By the way, you should definitely use OpenFST. You can create automata as text files and play around with operations like minimization, intersection, etc. in order to see how efficient they are for your problem. There already exist open source regexp->nfa->dfa compilers (I remember a Perl module); modify one to output OpenFST automata files and play around.
Fortunately, it's possible to avoid the subset-of-states explosion, and intersect two NFA directly using the same construction as for DFA:
if A ->a B (in one NFA, you can go from state A to B outputting the letter 'a')
and X ->a Y (in the other NFA)
then (A,X) ->a (B,Y) in the intersection
(C,Z) is final iff C is final in the one NFA and Z is final in the other.
To start the process off, you start in the pair of start states for the two NFAs e.g. (A,X) - this is the start state of the intersection-NFA. Each time you first visit a state, generate an arc by the above rule for every pair of arcs leaving the two states, and then visit all the (new) states those arcs reach.
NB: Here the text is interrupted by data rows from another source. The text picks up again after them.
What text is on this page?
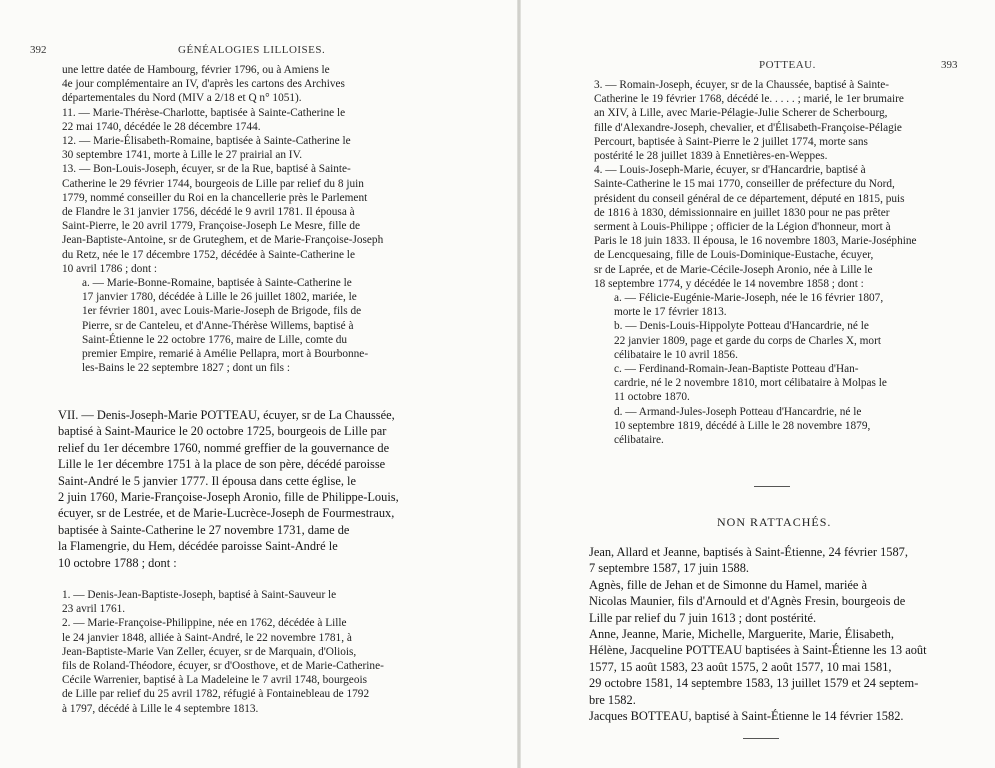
392	GÉNÉALOGIES LILLOISES.
une lettre datée de Hambourg, février 1796, ou à Amiens le
4e jour complémentaire an IV, d'après les cartons des Archives
départementales du Nord (MIV a 2/18 et Q n° 1051).
11. — Marie-Thérèse-Charlotte, baptisée à Sainte-Catherine le
22 mai 1740, décédée le 28 décembre 1744.
12. — Marie-Élisabeth-Romaine, baptisée à Sainte-Catherine le
30 septembre 1741, morte à Lille le 27 prairial an IV.
13. — Bon-Louis-Joseph, écuyer, sr de la Rue, baptisé à Sainte-
Catherine le 29 février 1744, bourgeois de Lille par relief du 8 juin
1779, nommé conseiller du Roi en la chancellerie près le Parlement
de Flandre le 31 janvier 1756, décédé le 9 avril 1781. Il épousa à
Saint-Pierre, le 20 avril 1779, Françoise-Joseph Le Mesre, fille de
Jean-Baptiste-Antoine, sr de Gruteghem, et de Marie-Françoise-Joseph
du Retz, née le 17 décembre 1752, décédée à Sainte-Catherine le
10 avril 1786 ; dont :
a. — Marie-Bonne-Romaine, baptisée à Sainte-Catherine le
17 janvier 1780, décédée à Lille le 26 juillet 1802, mariée, le
1er février 1801, avec Louis-Marie-Joseph de Brigode, fils de
Pierre, sr de Canteleu, et d'Anne-Thérèse Willems, baptisé à
Saint-Étienne le 22 octobre 1776, maire de Lille, comte du
premier Empire, remarié à Amélie Pellapra, mort à Bourbonne-
les-Bains le 22 septembre 1827 ; dont un fils :
VII. — Denis-Joseph-Marie POTTEAU, écuyer, sr de La Chaussée,
baptisé à Saint-Maurice le 20 octobre 1725, bourgeois de Lille par
relief du 1er décembre 1760, nommé greffier de la gouvernance de
Lille le 1er décembre 1751 à la place de son père, décédé paroisse
Saint-André le 5 janvier 1777. Il épousa dans cette église, le
2 juin 1760, Marie-Françoise-Joseph Aronio, fille de Philippe-Louis,
écuyer, sr de Lestrée, et de Marie-Lucrèce-Joseph de Fourmestraux,
baptisée à Sainte-Catherine le 27 novembre 1731, dame de
la Flamengrie, du Hem, décédée paroisse Saint-André le
10 octobre 1788 ; dont :
1. — Denis-Jean-Baptiste-Joseph, baptisé à Saint-Sauveur le
23 avril 1761.
2. — Marie-Françoise-Philippine, née en 1762, décédée à Lille
le 24 janvier 1848, alliée à Saint-André, le 22 novembre 1781, à
Jean-Baptiste-Marie Van Zeller, écuyer, sr de Marquain, d'Oliois,
fils de Roland-Théodore, écuyer, sr d'Oosthove, et de Marie-Catherine-
Cécile Warrenier, baptisé à La Madeleine le 7 avril 1748, bourgeois
de Lille par relief du 25 avril 1782, réfugié à Fontainebleau de 1792
à 1797, décédé à Lille le 4 septembre 1813.
POTTEAU.	393
3. — Romain-Joseph, écuyer, sr de la Chaussée, baptisé à Sainte-
Catherine le 19 février 1768, décédé le. . . . . ; marié, le 1er brumaire
an XIV, à Lille, avec Marie-Pélagie-Julie Scherer de Scherbourg,
fille d'Alexandre-Joseph, chevalier, et d'Élisabeth-Françoise-Pélagie
Percourt, baptisée à Saint-Pierre le 2 juillet 1774, morte sans
postérité le 28 juillet 1839 à Ennetières-en-Weppes.
4. — Louis-Joseph-Marie, écuyer, sr d'Hancardrie, baptisé à
Sainte-Catherine le 15 mai 1770, conseiller de préfecture du Nord,
président du conseil général de ce département, député en 1815, puis
de 1816 à 1830, démissionnaire en juillet 1830 pour ne pas prêter
serment à Louis-Philippe ; officier de la Légion d'honneur, mort à
Paris le 18 juin 1833. Il épousa, le 16 novembre 1803, Marie-Joséphine
de Lencquesaing, fille de Louis-Dominique-Eustache, écuyer,
sr de Laprée, et de Marie-Cécile-Joseph Aronio, née à Lille le
18 septembre 1774, y décédée le 14 novembre 1858 ; dont :
a. — Félicie-Eugénie-Marie-Joseph, née le 16 février 1807,
morte le 17 février 1813.
b. — Denis-Louis-Hippolyte Potteau d'Hancardrie, né le
22 janvier 1809, page et garde du corps de Charles X, mort
célibataire le 10 avril 1856.
c. — Ferdinand-Romain-Jean-Baptiste Potteau d'Han-
cardrie, né le 2 novembre 1810, mort célibataire à Molpas le
11 octobre 1870.
d. — Armand-Jules-Joseph Potteau d'Hancardrie, né le
10 septembre 1819, décédé à Lille le 28 novembre 1879,
célibataire.
NON RATTACHÉS.
Jean, Allard et Jeanne, baptisés à Saint-Étienne, 24 février 1587,
7 septembre 1587, 17 juin 1588.
Agnès, fille de Jehan et de Simonne du Hamel, mariée à
Nicolas Maunier, fils d'Arnould et d'Agnès Fresin, bourgeois de
Lille par relief du 7 juin 1613 ; dont postérité.
Anne, Jeanne, Marie, Michelle, Marguerite, Marie, Élisabeth,
Hélène, Jacqueline POTTEAU baptisées à Saint-Étienne les 13 août
1577, 15 août 1583, 23 août 1575, 2 août 1577, 10 mai 1581,
29 octobre 1581, 14 septembre 1583, 13 juillet 1579 et 24 septem-
bre 1582.
Jacques BOTTEAU, baptisé à Saint-Étienne le 14 février 1582.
You'd store the fact that you expanded a state's arcs (e.g. in a hash table) and end up exploring all the states reachable from the start.
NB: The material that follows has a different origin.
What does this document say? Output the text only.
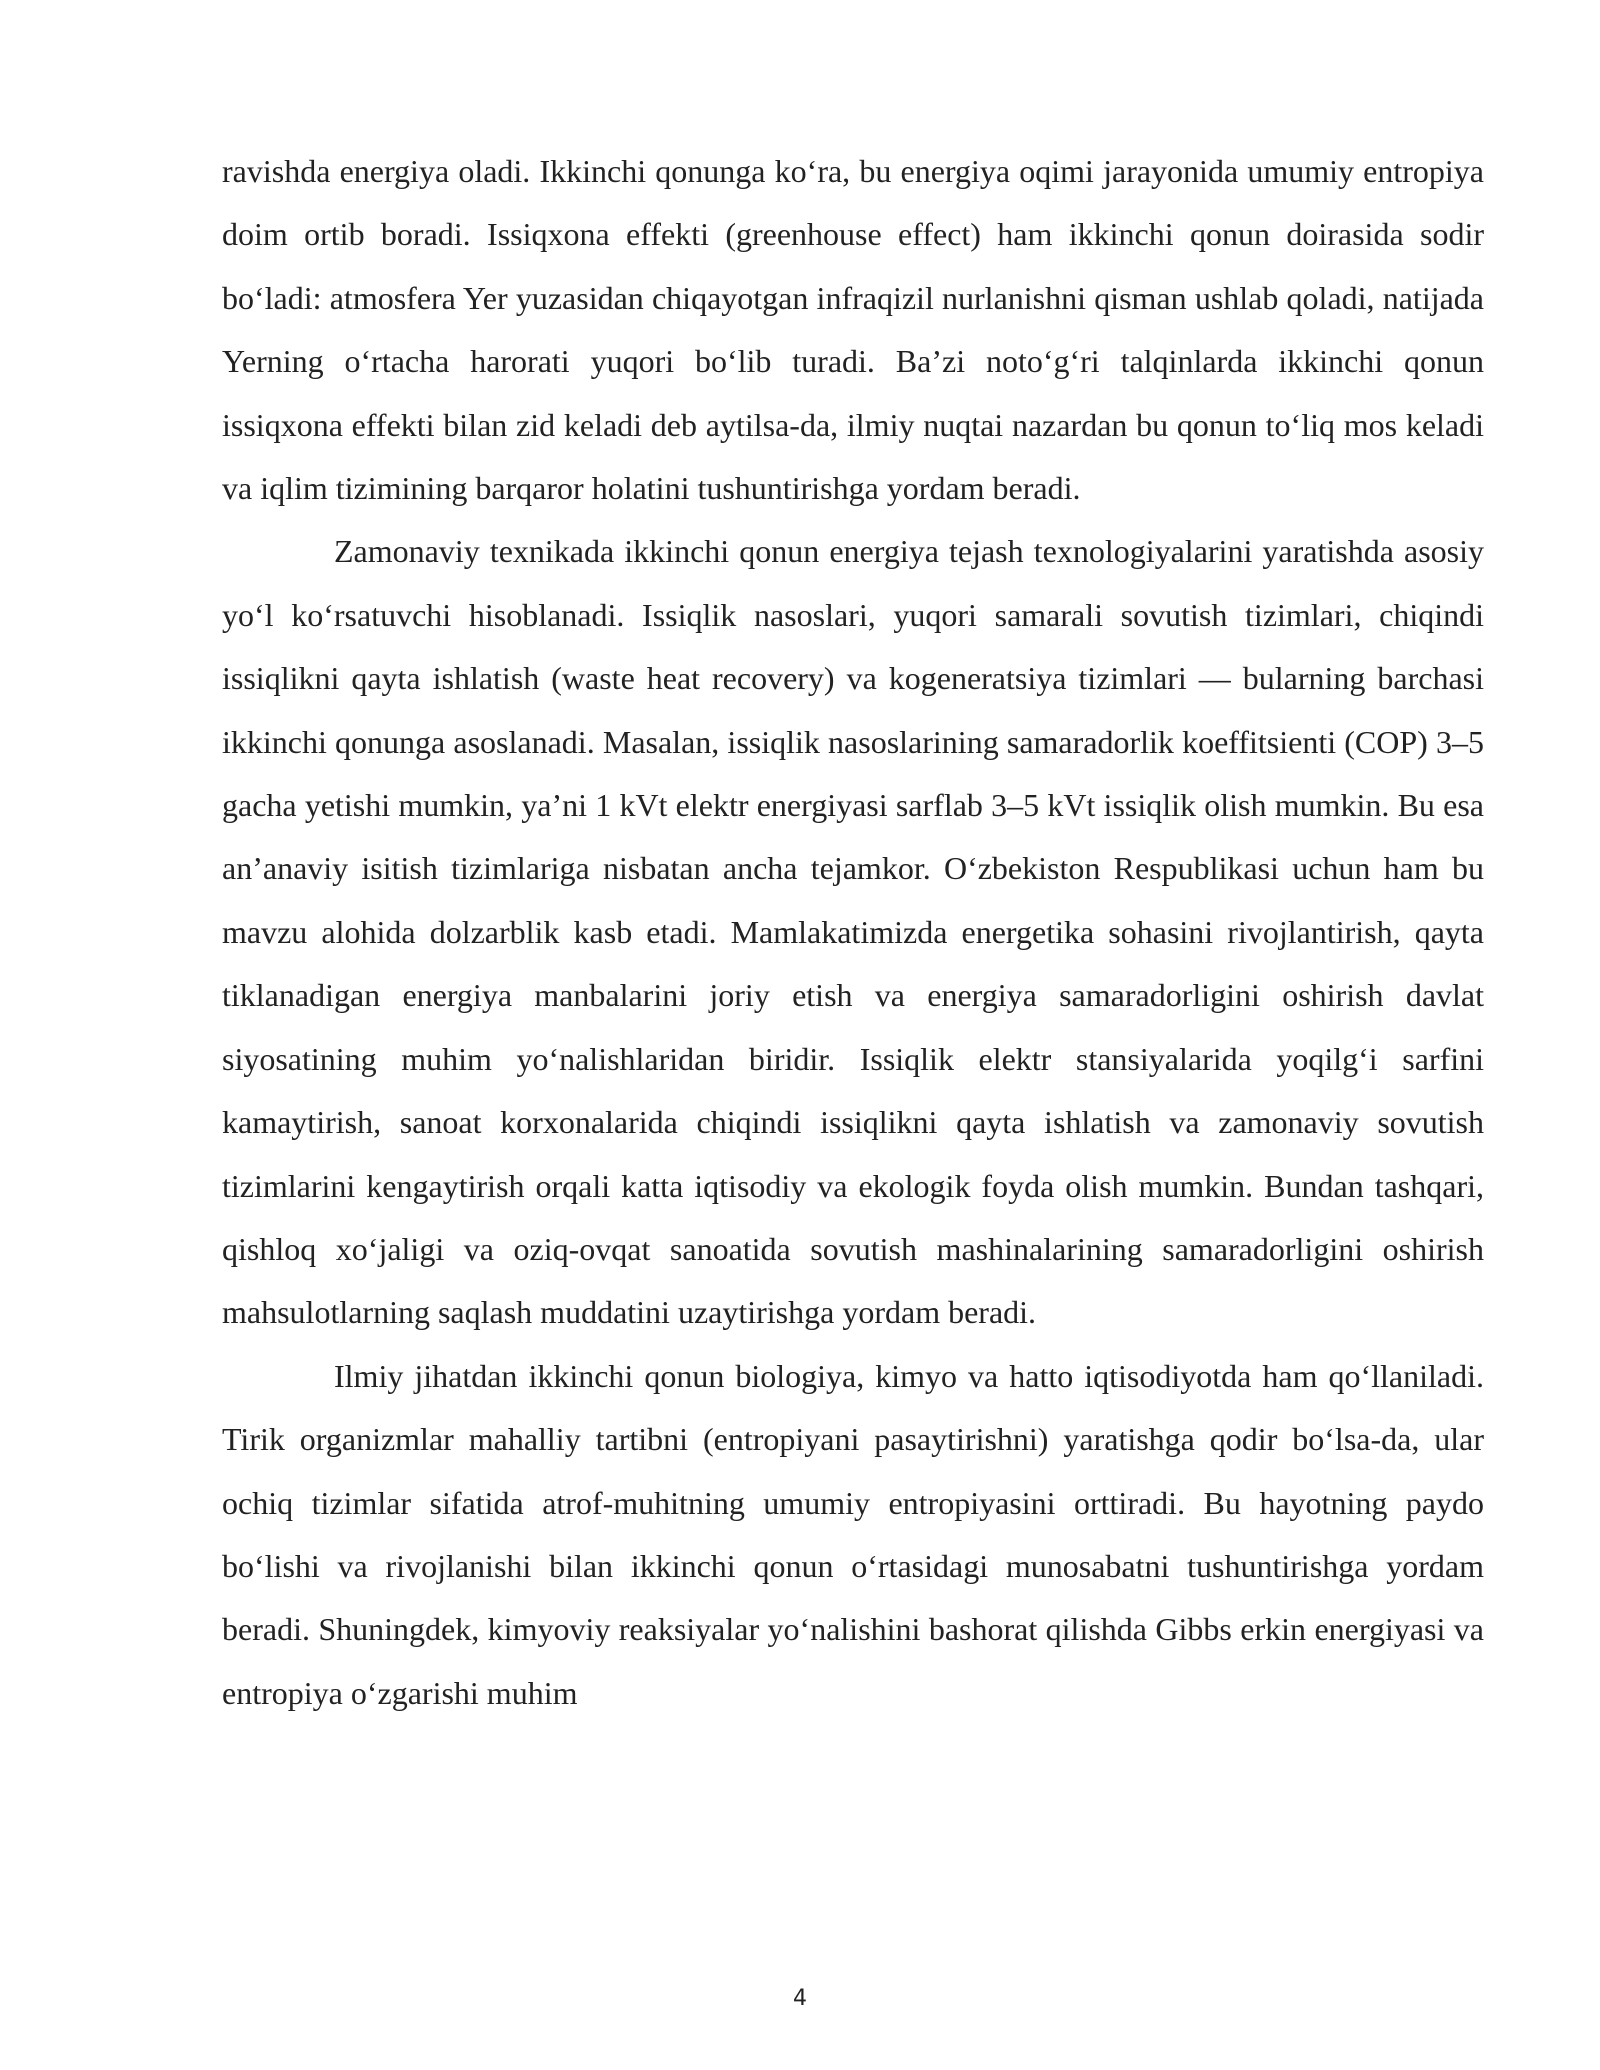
ravishda energiya oladi. Ikkinchi qonunga ko‘ra, bu energiya oqimi jarayonida umumiy entropiya doim ortib boradi. Issiqxona effekti (greenhouse effect) ham ikkinchi qonun doirasida sodir bo‘ladi: atmosfera Yer yuzasidan chiqayotgan infraqizil nurlanishni qisman ushlab qoladi, natijada Yerning o‘rtacha harorati yuqori bo‘lib turadi. Ba’zi noto‘g‘ri talqinlarda ikkinchi qonun issiqxona effekti bilan zid keladi deb aytilsa-da, ilmiy nuqtai nazardan bu qonun to‘liq mos keladi va iqlim tizimining barqaror holatini tushuntirishga yordam beradi.

Zamonaviy texnikada ikkinchi qonun energiya tejash texnologiyalarini yaratishda asosiy yo‘l ko‘rsatuvchi hisoblanadi. Issiqlik nasoslari, yuqori samarali sovutish tizimlari, chiqindi issiqlikni qayta ishlatish (waste heat recovery) va kogeneratsiya tizimlari — bularning barchasi ikkinchi qonunga asoslanadi. Masalan, issiqlik nasoslarining samaradorlik koeffitsienti (COP) 3–5 gacha yetishi mumkin, ya’ni 1 kVt elektr energiyasi sarflab 3–5 kVt issiqlik olish mumkin. Bu esa an’anaviy isitish tizimlariga nisbatan ancha tejamkor. O‘zbekiston Respublikasi uchun ham bu mavzu alohida dolzarblik kasb etadi. Mamlakatimizda energetika sohasini rivojlantirish, qayta tiklanadigan energiya manbalarini joriy etish va energiya samaradorligini oshirish davlat siyosatining muhim yo‘nalishlaridan biridir. Issiqlik elektr stansiyalarida yoqilg‘i sarfini kamaytirish, sanoat korxonalarida chiqindi issiqlikni qayta ishlatish va zamonaviy sovutish tizimlarini kengaytirish orqali katta iqtisodiy va ekologik foyda olish mumkin. Bundan tashqari, qishloq xo‘jaligi va oziq-ovqat sanoatida sovutish mashinalarining samaradorligini oshirish mahsulotlarning saqlash muddatini uzaytirishga yordam beradi.

Ilmiy jihatdan ikkinchi qonun biologiya, kimyo va hatto iqtisodiyotda ham qo‘llaniladi. Tirik organizmlar mahalliy tartibni (entropiyani pasaytirishni) yaratishga qodir bo‘lsa-da, ular ochiq tizimlar sifatida atrof-muhitning umumiy entropiyasini orttiradi. Bu hayotning paydo bo‘lishi va rivojlanishi bilan ikkinchi qonun o‘rtasidagi munosabatni tushuntirishga yordam beradi. Shuningdek, kimyoviy reaksiyalar yo‘nalishini bashorat qilishda Gibbs erkin energiyasi va entropiya o‘zgarishi muhim

4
If you allow epsilon transitions (that don't output a letter), that's fine:
if A ->epsilon B in the first NFA, then for every state (A,Y) you reach, add the arc (A,Y) ->epsilon (B,Y) and similarly for epsilons in the second-position NFA.
Epsilon transitions are useful (but not necessary) in taking the union of two NFAs when translating a regexp to an NFA; whenever you have alternation regexp1|regexp2|regexp3, you take the union: an NFA whose start state has an epsilon transition to each of the NFAs representing the regexps in the alternation.
Deciding emptiness for an NFA is easy: if you ever reach a final state in doing a depth-first-search from the start state, it's not empty.
This NFA-intersection is similar to finite state transducer composition (a transducer is an NFA that outputs pairs of symbols, that are concatenated pairwise to match both an input and output string, or to transform a given input to an output).
This regex inverter (written using pyparsing) works with a limited subset of re syntax (no * or + allowed, for instance) - you could invert two re's into two sets, and then look for a set intersection.
In theory, the problem you describe is impossible.
In practice, if you have a manageable number of regular expressions that use a limited subset or of regexp syntax, and/or a limited selection of strings that can be used to match against the container of regular expressions, you might be able to solve it.
Assuming you're not trying to solve the abstract general case, there might be something you can do to solve a practical application. Perhaps if you provided a representative sample of the regexps, and described the strings you'd be matching with, a heuristic could be created to solve the problem.